Reproducibility Variable Result LLM Response
Research Type Experimental As demonstrated on several tabular and image datasets, Hermite polynomial features seem better suited for private data generation than random Fourier features.
Researcher Affiliation Academia 1Max Planck Institute for Intelligent Systems, Tuebingen, Germany 2University of British Columbia, Vancouver, Canada. CIFAR AI Chair at AMII.
Pseudocode No The paper does not contain any structured pseudocode or algorithm blocks.
Open Source Code Yes Our code is available at https://github.com/ParkLabML/DP-HP.

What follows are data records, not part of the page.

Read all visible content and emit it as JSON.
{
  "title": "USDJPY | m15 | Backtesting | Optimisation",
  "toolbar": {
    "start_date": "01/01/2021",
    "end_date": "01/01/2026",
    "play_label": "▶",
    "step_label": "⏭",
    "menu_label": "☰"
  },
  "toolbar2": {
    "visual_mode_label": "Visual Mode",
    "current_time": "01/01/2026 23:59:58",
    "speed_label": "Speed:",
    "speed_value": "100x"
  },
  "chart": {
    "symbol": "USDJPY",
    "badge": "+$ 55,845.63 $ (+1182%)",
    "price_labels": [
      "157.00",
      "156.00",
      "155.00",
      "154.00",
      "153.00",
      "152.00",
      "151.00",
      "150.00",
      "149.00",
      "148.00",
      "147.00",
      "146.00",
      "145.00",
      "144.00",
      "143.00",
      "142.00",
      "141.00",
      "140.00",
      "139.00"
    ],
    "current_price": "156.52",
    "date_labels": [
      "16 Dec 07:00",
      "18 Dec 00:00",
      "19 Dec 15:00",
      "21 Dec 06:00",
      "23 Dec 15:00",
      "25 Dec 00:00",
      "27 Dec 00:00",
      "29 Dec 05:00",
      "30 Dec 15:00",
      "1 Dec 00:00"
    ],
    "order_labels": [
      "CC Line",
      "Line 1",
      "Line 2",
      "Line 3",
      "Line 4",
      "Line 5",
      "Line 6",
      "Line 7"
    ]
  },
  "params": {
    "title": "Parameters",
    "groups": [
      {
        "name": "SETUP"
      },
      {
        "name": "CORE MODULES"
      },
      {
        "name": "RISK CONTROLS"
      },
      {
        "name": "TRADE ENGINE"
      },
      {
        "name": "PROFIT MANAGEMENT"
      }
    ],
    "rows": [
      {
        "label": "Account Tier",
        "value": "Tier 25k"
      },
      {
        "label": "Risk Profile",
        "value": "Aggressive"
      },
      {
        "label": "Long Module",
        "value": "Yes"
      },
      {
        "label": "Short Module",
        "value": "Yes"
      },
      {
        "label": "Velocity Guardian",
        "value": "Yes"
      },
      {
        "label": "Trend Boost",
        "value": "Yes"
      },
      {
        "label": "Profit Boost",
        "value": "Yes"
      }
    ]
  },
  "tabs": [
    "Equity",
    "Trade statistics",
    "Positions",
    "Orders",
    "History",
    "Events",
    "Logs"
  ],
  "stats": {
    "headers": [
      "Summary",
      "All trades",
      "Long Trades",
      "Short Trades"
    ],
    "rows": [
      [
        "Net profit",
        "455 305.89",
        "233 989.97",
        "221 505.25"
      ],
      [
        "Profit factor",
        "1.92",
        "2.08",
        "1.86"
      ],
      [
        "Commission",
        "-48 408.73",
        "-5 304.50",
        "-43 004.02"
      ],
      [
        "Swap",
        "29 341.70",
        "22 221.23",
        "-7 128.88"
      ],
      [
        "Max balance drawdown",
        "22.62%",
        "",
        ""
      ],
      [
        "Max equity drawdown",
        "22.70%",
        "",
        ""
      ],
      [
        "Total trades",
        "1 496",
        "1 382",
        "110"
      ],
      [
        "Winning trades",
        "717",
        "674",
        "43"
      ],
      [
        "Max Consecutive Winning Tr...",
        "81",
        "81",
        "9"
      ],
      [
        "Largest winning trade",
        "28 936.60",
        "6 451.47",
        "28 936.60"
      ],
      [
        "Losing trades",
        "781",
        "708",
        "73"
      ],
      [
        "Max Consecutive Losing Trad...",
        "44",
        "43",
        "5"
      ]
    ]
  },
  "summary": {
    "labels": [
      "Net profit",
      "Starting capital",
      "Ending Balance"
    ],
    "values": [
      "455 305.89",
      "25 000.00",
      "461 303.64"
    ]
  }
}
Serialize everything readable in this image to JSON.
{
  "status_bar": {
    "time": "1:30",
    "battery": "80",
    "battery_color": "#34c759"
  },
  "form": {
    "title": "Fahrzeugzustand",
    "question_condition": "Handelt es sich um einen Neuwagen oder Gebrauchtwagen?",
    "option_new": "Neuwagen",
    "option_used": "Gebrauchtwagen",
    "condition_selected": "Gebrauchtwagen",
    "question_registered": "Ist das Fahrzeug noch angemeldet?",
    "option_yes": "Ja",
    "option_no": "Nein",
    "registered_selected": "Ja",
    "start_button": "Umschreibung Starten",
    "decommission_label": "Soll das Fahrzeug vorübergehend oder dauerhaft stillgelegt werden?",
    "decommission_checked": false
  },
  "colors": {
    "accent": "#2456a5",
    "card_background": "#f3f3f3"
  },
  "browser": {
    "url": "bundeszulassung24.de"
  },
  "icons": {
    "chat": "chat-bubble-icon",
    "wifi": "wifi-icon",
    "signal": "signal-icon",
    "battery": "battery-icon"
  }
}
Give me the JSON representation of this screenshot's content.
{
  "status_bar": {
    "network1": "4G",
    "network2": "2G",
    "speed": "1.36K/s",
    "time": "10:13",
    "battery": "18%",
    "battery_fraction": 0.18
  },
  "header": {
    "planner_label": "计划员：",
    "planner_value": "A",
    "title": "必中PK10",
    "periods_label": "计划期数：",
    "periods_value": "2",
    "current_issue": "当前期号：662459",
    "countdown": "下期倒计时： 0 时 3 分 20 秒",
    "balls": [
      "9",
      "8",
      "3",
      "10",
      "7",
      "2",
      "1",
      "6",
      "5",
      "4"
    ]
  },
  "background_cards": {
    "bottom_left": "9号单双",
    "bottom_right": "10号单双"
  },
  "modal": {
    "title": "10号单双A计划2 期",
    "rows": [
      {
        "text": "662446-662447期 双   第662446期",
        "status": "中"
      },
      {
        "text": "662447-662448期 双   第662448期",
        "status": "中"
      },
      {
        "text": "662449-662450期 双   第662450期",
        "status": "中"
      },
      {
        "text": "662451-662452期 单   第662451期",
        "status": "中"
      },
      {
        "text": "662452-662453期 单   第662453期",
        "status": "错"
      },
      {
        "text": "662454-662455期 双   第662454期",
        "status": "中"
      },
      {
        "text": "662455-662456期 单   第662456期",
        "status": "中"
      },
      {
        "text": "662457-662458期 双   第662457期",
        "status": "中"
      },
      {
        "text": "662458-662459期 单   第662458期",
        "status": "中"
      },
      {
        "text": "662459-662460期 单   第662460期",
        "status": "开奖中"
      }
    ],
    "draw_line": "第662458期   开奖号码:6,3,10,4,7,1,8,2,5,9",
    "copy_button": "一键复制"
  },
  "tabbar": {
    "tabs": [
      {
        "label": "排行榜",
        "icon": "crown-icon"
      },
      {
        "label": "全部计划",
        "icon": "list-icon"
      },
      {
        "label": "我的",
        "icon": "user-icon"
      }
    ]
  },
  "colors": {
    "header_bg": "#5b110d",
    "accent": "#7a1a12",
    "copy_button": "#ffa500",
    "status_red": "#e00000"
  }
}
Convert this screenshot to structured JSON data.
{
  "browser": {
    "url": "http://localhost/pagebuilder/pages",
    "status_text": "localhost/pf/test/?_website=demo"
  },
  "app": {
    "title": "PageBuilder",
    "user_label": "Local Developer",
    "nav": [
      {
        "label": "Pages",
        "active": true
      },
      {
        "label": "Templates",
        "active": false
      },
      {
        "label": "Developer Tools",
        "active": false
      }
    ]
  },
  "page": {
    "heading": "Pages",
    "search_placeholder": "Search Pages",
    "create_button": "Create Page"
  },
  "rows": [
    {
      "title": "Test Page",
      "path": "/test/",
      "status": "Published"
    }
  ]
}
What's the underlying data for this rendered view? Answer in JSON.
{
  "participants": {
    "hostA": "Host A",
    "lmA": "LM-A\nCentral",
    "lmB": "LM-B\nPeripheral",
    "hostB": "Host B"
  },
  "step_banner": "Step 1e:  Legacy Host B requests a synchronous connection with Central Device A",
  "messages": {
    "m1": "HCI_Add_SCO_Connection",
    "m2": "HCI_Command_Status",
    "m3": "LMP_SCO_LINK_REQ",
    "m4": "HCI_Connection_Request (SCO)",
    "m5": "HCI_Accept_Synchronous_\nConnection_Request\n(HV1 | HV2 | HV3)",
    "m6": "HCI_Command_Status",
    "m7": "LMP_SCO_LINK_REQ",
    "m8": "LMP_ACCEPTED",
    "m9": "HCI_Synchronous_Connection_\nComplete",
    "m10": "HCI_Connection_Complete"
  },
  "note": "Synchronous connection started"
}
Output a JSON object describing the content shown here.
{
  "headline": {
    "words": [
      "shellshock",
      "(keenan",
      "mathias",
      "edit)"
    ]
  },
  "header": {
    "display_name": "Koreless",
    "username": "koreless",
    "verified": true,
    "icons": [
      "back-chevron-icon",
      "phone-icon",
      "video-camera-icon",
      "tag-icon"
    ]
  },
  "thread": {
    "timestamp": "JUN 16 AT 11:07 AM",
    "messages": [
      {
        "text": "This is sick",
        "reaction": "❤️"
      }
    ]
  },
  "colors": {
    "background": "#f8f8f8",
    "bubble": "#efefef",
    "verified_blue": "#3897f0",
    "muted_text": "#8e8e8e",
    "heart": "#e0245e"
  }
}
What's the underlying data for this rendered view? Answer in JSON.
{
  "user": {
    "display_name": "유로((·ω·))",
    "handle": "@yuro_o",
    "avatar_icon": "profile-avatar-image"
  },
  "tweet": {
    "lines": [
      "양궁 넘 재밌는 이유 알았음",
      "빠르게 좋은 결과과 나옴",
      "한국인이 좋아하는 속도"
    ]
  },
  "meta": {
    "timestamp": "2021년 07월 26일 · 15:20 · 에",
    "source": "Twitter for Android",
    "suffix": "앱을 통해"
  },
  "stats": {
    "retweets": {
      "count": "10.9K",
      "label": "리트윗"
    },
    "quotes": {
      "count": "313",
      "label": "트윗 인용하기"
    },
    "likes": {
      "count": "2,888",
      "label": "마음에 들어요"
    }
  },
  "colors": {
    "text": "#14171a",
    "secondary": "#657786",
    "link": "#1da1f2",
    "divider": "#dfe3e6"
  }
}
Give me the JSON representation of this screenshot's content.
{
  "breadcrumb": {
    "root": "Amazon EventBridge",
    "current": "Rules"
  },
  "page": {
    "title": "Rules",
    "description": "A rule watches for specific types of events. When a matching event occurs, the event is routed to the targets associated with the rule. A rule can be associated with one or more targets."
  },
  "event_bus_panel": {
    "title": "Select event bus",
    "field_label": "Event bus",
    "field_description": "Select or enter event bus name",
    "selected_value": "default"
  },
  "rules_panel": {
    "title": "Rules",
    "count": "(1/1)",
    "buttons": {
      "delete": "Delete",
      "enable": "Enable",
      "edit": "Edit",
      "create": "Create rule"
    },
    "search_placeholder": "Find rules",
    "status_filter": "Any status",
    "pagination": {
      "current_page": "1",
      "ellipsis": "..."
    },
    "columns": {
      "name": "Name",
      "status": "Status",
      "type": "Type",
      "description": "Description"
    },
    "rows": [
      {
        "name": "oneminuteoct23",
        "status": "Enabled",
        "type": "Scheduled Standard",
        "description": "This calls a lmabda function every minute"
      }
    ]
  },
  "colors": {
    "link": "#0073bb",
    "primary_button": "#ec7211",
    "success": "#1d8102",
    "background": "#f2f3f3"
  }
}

Open Datasets Yes The dataset is publicly available at the UCI machine learning repository at the following link: https://archive.ics.uci.edu/ml/datasets/adult. The Census dataset is also a public dataset that can be downloaded via the SDGym package 9. and We follow previous work in testing our method on image datasets MNIST (Le Cun et al., 2010) (license: CC BY-SA 3.0) and Fashion MNIST (Xiao et al., 2017) (license: MIT).
Dataset Splits No The paper does not explicitly provide details about training, validation, and test splits for all datasets. For the Gaussian mixture, it mentions "reserving 10% for the test set, which yields 90000 training samples", but no specific validation split is described for any dataset.
Hardware Specification Yes Our experiments were implemented in Py Torch (Paszke et al., 2019) and run using Nvidia Kepler20 and Kepler80 GPUs.
Software Dependencies Yes Models are taken from the scikit-learn 0.24.2 and xgboost 0.90 python packages
Experiment Setup Yes For the experimental setup of DP-HP on the image datasets see Table 9 in Appendix Sec. H.2. Table 9 lists hyperparameters such as "Hermite order (sum kernel) 100", "gamma 5", "mini-batch size 200", "epochs 10", "learning rate 0.01".